How can this be applied in the Emergency department?


“Look, Linda, what we did was search for a working hypothesis which enabled us to seek a common underlying cause to the disruptions and delays in the Emergency department. We learnt something very important; something that changed our understanding of patient flow through the emergency department. You will remember that we analysed what resource or task was most often causing the most delay to the most patients and then we put all our efforts into eradicating what our analysis revealed was top of the list. But, more than that, we learnt that examining the cause at the four-hour mark proved to be a waste of time. It just showed the last resource causing the delay rather than the true underlying cause. It was only when we examined the timeliness of the flow through the journey and the causes of disruption through the journey that we really got to the bottom of it.”

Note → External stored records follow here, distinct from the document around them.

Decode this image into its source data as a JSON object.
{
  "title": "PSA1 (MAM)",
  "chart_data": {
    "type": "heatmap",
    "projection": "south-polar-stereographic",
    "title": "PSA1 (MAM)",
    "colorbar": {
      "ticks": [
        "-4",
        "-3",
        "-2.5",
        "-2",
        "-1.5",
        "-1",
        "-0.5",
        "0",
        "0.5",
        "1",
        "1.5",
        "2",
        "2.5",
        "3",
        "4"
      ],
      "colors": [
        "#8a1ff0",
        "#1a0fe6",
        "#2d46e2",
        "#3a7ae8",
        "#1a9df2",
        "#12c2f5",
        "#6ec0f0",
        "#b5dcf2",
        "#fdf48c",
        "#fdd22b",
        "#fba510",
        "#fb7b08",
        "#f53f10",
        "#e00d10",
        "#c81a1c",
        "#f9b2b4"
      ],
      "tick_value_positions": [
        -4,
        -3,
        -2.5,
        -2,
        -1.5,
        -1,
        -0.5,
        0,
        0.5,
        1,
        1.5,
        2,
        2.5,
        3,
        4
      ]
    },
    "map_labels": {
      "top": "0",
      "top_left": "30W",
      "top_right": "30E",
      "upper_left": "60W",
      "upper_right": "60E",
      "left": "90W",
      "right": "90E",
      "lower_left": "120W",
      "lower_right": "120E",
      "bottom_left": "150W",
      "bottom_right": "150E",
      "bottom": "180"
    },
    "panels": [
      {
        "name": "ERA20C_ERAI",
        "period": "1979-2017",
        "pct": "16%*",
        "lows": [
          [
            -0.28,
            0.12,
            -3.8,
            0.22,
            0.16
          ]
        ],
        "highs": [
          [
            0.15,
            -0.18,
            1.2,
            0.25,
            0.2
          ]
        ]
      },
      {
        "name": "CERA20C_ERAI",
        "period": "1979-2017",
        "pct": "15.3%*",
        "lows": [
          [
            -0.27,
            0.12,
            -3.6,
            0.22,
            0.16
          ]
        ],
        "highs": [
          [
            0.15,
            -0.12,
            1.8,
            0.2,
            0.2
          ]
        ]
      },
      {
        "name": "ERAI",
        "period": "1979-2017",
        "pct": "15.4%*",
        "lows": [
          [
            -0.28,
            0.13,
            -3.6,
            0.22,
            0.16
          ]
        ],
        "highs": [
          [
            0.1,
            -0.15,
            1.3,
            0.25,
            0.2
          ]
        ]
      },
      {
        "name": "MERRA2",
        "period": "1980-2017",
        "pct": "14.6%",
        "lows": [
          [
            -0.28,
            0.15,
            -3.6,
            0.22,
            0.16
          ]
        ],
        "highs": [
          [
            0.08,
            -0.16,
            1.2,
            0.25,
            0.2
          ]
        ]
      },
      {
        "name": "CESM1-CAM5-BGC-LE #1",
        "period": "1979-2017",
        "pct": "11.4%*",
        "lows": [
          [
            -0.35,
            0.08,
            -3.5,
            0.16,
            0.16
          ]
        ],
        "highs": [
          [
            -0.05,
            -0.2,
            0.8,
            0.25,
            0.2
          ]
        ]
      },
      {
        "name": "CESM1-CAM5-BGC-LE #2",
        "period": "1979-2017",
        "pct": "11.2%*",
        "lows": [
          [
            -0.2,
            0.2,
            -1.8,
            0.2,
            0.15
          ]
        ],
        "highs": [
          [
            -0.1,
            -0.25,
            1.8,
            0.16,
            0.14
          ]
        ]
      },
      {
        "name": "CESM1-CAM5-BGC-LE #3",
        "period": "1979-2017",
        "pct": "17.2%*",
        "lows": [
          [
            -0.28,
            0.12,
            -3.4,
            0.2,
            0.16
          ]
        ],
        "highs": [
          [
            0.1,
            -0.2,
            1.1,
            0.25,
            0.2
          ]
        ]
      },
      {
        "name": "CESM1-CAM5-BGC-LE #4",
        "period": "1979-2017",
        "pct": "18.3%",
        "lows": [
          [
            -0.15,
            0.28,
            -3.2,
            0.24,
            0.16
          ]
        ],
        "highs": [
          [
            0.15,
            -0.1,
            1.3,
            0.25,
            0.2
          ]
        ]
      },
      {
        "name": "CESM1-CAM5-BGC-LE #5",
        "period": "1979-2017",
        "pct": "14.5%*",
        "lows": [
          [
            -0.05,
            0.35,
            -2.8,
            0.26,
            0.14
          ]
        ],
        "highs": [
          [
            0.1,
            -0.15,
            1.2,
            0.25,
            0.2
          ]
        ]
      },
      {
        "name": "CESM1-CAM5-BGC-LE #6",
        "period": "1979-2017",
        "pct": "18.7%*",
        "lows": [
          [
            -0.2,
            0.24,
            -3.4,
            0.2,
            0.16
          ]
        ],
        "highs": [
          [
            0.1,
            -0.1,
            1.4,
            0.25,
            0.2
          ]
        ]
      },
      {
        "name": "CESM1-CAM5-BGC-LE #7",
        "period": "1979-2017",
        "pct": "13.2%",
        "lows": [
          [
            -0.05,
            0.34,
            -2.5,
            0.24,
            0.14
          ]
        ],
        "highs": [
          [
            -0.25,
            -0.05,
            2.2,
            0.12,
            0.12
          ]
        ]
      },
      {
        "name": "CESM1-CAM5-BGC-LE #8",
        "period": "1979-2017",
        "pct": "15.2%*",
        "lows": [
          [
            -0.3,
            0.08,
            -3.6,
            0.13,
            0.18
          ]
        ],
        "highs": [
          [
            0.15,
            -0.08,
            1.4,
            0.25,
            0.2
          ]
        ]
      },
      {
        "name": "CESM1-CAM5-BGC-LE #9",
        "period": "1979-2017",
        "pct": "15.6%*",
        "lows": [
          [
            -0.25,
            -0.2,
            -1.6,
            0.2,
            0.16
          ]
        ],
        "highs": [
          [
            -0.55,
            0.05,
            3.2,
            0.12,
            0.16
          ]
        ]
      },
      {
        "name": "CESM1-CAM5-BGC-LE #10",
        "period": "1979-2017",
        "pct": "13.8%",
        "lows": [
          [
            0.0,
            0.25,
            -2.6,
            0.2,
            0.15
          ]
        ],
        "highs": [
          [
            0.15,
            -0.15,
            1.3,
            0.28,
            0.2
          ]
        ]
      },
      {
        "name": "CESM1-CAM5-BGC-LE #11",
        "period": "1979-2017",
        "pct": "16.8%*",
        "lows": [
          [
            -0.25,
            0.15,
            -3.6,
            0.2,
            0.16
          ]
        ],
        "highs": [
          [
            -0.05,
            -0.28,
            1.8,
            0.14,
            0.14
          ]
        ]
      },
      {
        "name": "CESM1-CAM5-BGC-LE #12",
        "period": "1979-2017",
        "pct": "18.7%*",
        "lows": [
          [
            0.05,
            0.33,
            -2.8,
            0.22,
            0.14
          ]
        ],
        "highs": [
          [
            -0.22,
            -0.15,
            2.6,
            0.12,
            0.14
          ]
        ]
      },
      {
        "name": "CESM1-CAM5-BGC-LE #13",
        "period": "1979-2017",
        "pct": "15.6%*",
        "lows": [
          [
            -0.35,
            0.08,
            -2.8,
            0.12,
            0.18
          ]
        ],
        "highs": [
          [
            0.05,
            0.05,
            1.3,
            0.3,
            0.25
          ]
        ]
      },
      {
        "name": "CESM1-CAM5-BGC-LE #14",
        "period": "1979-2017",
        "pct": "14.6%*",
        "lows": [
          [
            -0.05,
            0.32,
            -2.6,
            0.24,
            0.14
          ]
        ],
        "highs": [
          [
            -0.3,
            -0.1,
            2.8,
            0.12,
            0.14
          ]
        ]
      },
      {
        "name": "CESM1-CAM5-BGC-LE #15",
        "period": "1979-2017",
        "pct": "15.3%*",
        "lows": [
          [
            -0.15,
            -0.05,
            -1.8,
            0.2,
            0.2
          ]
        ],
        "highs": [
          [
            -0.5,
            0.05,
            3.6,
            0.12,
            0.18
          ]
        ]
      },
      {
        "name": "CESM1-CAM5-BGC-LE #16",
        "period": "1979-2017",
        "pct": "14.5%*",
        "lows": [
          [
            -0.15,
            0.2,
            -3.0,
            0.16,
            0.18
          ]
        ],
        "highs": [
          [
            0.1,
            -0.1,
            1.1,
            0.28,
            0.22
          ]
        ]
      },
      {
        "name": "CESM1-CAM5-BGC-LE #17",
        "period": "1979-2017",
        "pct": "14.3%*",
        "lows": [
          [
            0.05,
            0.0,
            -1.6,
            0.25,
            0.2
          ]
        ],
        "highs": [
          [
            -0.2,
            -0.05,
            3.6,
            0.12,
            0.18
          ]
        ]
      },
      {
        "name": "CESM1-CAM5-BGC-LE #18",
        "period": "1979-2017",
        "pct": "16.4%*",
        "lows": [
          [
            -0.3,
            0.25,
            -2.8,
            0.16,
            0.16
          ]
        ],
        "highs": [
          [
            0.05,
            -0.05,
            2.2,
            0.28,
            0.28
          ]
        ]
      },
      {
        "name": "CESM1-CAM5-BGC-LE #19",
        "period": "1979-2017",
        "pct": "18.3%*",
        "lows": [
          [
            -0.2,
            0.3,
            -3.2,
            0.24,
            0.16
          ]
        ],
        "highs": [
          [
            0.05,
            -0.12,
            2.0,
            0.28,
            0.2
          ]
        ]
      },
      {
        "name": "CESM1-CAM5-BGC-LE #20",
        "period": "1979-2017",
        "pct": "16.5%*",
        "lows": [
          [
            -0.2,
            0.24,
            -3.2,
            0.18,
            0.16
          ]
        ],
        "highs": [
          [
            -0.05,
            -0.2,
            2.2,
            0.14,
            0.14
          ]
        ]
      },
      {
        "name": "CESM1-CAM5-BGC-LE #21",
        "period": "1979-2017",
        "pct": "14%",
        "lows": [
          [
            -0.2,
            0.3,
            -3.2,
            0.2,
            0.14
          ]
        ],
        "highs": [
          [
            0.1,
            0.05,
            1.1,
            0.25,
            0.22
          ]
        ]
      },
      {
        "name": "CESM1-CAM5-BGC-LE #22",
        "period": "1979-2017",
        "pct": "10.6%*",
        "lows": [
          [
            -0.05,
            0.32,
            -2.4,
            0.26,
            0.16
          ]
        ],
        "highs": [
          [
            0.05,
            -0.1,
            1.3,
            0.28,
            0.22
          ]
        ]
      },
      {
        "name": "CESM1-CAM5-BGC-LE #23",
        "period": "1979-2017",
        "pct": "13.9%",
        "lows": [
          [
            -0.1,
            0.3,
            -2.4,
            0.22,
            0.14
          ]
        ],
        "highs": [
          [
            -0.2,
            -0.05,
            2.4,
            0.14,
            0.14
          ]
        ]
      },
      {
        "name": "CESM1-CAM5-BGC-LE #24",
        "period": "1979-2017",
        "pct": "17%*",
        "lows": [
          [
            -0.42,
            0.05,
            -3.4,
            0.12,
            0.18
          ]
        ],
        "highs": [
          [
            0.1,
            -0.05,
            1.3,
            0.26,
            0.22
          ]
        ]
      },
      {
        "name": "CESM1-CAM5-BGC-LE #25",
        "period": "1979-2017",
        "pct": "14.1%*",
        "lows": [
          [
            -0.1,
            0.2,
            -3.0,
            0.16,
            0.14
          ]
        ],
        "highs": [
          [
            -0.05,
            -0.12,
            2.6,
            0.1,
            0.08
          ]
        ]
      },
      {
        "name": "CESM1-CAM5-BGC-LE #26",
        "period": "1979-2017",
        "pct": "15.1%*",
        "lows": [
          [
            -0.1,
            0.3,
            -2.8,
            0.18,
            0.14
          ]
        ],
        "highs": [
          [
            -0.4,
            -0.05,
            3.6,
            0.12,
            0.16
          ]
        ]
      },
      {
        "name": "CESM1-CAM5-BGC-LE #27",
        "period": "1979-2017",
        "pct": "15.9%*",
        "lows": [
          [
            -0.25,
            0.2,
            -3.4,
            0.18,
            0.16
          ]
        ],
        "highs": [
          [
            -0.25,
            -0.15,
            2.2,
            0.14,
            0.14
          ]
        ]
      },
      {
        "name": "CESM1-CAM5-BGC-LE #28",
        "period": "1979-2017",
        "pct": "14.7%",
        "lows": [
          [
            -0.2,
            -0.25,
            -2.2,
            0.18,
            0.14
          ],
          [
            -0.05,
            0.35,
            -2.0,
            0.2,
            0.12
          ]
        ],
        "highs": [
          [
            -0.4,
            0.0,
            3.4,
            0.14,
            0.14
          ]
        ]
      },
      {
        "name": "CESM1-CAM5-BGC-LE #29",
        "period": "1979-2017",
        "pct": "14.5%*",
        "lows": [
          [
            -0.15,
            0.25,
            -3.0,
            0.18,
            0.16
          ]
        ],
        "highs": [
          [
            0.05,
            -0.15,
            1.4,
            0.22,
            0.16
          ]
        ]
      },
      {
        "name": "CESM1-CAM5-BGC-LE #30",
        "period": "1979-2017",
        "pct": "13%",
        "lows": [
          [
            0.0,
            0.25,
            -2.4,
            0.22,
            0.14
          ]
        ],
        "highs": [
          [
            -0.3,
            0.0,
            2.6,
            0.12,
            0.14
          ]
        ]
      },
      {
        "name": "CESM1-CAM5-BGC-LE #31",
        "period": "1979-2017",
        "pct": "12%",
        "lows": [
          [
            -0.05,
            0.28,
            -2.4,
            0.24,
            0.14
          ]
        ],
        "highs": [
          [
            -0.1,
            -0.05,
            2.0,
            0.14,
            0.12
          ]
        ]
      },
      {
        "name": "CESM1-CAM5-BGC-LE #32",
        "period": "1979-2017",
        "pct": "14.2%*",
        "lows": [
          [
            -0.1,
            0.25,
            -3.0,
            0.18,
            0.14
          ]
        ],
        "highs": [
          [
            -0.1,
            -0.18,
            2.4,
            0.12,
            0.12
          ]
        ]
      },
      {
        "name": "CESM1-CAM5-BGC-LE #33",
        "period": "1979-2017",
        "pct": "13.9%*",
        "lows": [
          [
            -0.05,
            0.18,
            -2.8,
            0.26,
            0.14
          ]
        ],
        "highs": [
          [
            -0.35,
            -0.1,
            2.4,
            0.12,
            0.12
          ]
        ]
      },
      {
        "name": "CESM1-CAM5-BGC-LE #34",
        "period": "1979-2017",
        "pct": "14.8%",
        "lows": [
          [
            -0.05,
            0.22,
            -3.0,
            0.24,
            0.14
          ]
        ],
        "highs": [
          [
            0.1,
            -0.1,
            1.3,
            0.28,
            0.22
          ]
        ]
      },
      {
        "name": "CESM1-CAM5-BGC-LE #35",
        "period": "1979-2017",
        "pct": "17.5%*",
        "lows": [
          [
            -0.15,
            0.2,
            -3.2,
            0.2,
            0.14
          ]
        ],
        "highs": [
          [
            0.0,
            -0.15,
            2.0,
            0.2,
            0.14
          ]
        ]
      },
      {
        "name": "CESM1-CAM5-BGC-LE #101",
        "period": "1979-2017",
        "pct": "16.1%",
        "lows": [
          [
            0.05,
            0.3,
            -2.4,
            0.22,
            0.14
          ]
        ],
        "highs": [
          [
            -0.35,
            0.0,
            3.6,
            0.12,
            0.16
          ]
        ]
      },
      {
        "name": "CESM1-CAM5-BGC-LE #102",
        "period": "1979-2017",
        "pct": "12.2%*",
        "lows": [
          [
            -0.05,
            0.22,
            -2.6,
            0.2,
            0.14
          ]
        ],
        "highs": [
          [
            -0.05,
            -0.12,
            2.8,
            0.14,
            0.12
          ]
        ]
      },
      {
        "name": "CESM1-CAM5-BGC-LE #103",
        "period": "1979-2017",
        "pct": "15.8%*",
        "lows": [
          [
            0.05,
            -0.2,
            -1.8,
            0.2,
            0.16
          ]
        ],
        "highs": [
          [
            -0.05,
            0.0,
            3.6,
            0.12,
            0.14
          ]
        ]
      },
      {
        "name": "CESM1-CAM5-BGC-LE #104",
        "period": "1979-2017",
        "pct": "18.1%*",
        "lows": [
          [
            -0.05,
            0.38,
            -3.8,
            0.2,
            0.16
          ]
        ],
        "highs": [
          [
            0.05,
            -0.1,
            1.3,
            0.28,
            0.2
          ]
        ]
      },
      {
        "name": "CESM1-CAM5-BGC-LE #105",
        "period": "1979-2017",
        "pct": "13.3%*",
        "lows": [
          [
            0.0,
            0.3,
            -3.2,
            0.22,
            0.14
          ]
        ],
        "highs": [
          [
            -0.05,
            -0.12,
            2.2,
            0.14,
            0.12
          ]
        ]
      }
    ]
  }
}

“Yes, Stevie, that was crafty stuff and it was only when we realised that half the problem was driven by internal behaviours and half by behaviours of resources outside the Emergency department that we were able to really identify the common resource causing disruption not only in the Emergency department but across the whole hospital. This was when we had the real breakthrough. It was only when you insisted we identified the causes of disruption through the journey that the data became meaningful.”


In any seemingly complex system there are only a few places that have the power to affect the performance of the whole system. Often it is not a lack of capacity that is the issue but the way we are managing that capacity. By replacing the local policies and practices with a system-wide perspective an immediate improvement in patient flow and overall performance can be achieved.